Be fully prepared in advance. Parents should bring more sets of clothes and socks to their children to prevent them from wetting their pants, and prepare a bag in the schoolbag to hold the changed dirty clothes. Girls' hair should be well cared for, which will not bring extra workload to teachers.
02
Positive suggestions
Influence children with positive energy "Our children grow up and can finally go to kindergarten!" "The teacher said that our children performed very well today and ate a big bowl of rice without the teacher's feeding!" In addition to language hints, it is more important to hint at emotions, expressions and behaviors, which can be understood and deeply influenced by parents' attitudes and children.
03
Emotional assistance
Bringing comfort to children A plush toy is nothing in the eyes of adults, but in a strange environment far away from relatives, this toy carries the emotional support of children. At present, many kindergartens also advise children who have just entered the park to bring their favorite toys on the admission instructions.
04
Trust garden
When it comes, some parents in An Zhi will hide in a corner of the kindergarten as scouts to see if the teacher has "repaired" the child, which will make the child uneasy and look for relatives everywhere, which is not conducive to the establishment of trust.
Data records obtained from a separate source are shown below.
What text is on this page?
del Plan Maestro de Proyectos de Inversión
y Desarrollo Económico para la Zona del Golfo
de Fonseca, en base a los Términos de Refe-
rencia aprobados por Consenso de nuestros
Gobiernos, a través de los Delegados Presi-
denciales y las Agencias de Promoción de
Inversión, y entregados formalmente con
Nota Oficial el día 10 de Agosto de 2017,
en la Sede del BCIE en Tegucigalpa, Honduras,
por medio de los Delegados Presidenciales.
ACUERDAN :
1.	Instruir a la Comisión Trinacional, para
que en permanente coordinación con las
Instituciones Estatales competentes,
Now that I'm here, I choose to believe that the trust of my parents will pass positive energy on to my children and teachers.
05
Evade primary responsibility and assume secondary responsibility.
Don't preach to children. For a three-year-old child, it's no use just preaching. We should use some methods suitable for children's psychological characteristics, such as taking getting up and dressing as a game, not being serious with children, and knowing how to make detours.
06
insist on
Don't let tears shake your determination. The first month of school is the most critical. If we can successfully stick to it this month, we will basically be done. In this critical period, parents can adopt the way of "being late and leaving early" to reduce their children's time in kindergarten and make them feel that the day is not so long and difficult.